We improved ColumnFamilyOptions::force_consistency_checks and enabled it by default. The option does some basic consistency checks to LSM-tree, e.g., files in one level are not overlapping. The DB will be frozen from new writes if a violation is detected. Previously, the feature’s check was too limited and didn’t always freeze the DB in a timely manner. Last year, we made the checking stricter so that it can catch much more corrupted LSM-tree structures. We also fixed several issues where the checking failure was swallowed without freezing the DB. After making force_consistency_checks more reliable, we changed the default value to be on.
ColumnFamilyOptions::paranoid_file_checks does some more expensive extra checking when generating a new SST file. Last year, we advanced coverage to this feature: after every SST file is generated, the SST file is created, read back keys one by one and check two things: (1) the keys are in comparator order (also available and enabled by default during file write via ColumnFamilyOptions::check_flush_compaction_key_order); (2) the hash of all the KVs is the same as calculated when we add KVs into it. These checks detect certain corruptions so we can prevent the corrupt files from being applied to the DB. We suggest users turn it on at least in shadow environments, and consider to run it in production too if you can afford the overheads.
A recent feature is added to check the count of entries added into memtable while flushing it into an SST file. This feature is to have some online coverage to memtable corruption, caused by either software bug or hardware issue. This feature will be released in the coming release (6.21) and by default on. In the future, we will check more counters during memtables, e.g. number of puts or number of deletes.

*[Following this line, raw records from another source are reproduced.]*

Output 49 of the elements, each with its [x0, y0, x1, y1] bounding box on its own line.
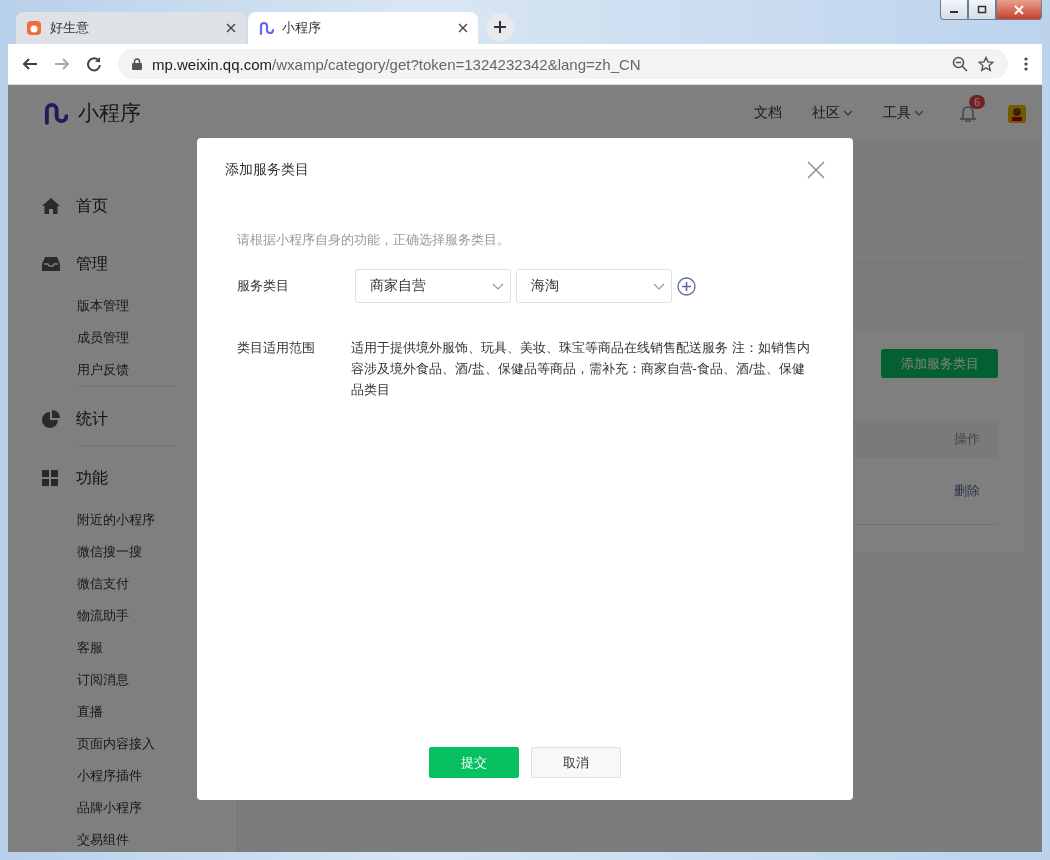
- chevron-down-icon: [653, 282, 665, 290]
- maximize-button[interactable]: [968, 0, 996, 20]
- submit-button[interactable]: 提交: [429, 747, 519, 778]
- close-button[interactable]: [996, 0, 1042, 20]
- nav-link[interactable]: 社区: [812, 103, 853, 122]
- sidebar-item[interactable]: 品牌小程序: [77, 792, 237, 824]
- new-tab-button[interactable]: [486, 13, 514, 41]
- bell-icon[interactable]: [960, 103, 976, 122]
- close-icon[interactable]: [458, 23, 468, 33]
- zoom-out-icon[interactable]: [952, 56, 968, 72]
- plus-icon: [493, 20, 507, 34]
- star-icon[interactable]: [978, 56, 994, 72]
- sidebar-section[interactable]: 统计: [76, 408, 108, 430]
- pie-chart-icon: [42, 410, 60, 428]
- inbox-icon: [42, 256, 60, 272]
- delete-link[interactable]: 删除: [954, 482, 980, 500]
- reload-icon[interactable]: [86, 56, 102, 72]
- scope-description: 适用于提供境外服饰、玩具、美妆、珠宝等商品在线销售配送服务 注：如销售内容涉及境外食品、酒/盐、保健品等商品，需补充：商家自营-食品、酒/盐、保健品类目: [351, 339, 811, 399]
- address-bar[interactable]: mp.weixin.qq.com/wxamp/category/get?token=1324232342&lang=zh_CN: [118, 49, 1008, 79]
- hint-text: 请根据小程序自身的功能，正确选择服务类目。: [237, 231, 511, 249]
- nav-link[interactable]: 文档: [754, 103, 782, 122]
- field-label: 服务类目: [237, 277, 290, 295]
- field-label: 类目适用范围: [237, 339, 316, 357]
- close-icon: [1014, 4, 1024, 15]
- browser-tab[interactable]: 好生意: [16, 12, 246, 44]
- nav-link[interactable]: 工具: [883, 103, 924, 122]
- link-icon: [258, 20, 274, 36]
- notification-badge: 6: [969, 94, 986, 109]
- category-select[interactable]: 商家自营: [355, 269, 511, 303]
- sidebar-item[interactable]: 交易组件: [77, 824, 237, 852]
- add-icon[interactable]: [677, 276, 696, 296]
- menu-icon[interactable]: [1024, 56, 1028, 72]
- lock-icon: [132, 58, 142, 70]
- dialog-title: 添加服务类目: [225, 161, 309, 179]
- sidebar-section[interactable]: 管理: [76, 253, 108, 275]
- back-icon[interactable]: [22, 56, 38, 72]
- home-icon: [42, 198, 60, 214]
- sidebar-section[interactable]: 首页: [76, 195, 108, 217]
- category-select[interactable]: 海淘: [516, 269, 672, 303]
- close-icon[interactable]: [226, 23, 236, 33]
- minimize-button[interactable]: [940, 0, 968, 20]
- maximize-icon: [977, 4, 987, 15]
- cancel-button[interactable]: 取消: [531, 747, 621, 778]
- logo-text: 小程序: [78, 99, 141, 126]
- browser-tab[interactable]: 小程序: [248, 12, 478, 44]
- chevron-down-icon: [492, 282, 504, 290]
- grid-icon: [42, 470, 60, 486]
- minimize-icon: [950, 11, 958, 13]
- sidebar-section[interactable]: 功能: [76, 467, 108, 489]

We also improved the reporting of online validation errors to improve debuggability. For example, failure to parse a corrupt key now reports details about the corrupt key. Since we did not want to expose key data in logs, error messages, etc., by default, this reporting is opt-in via DBOptions::allow_data_in_errors.
More online checking features are planned and some are more sophisticated, including key/value checksums and sample based query validation.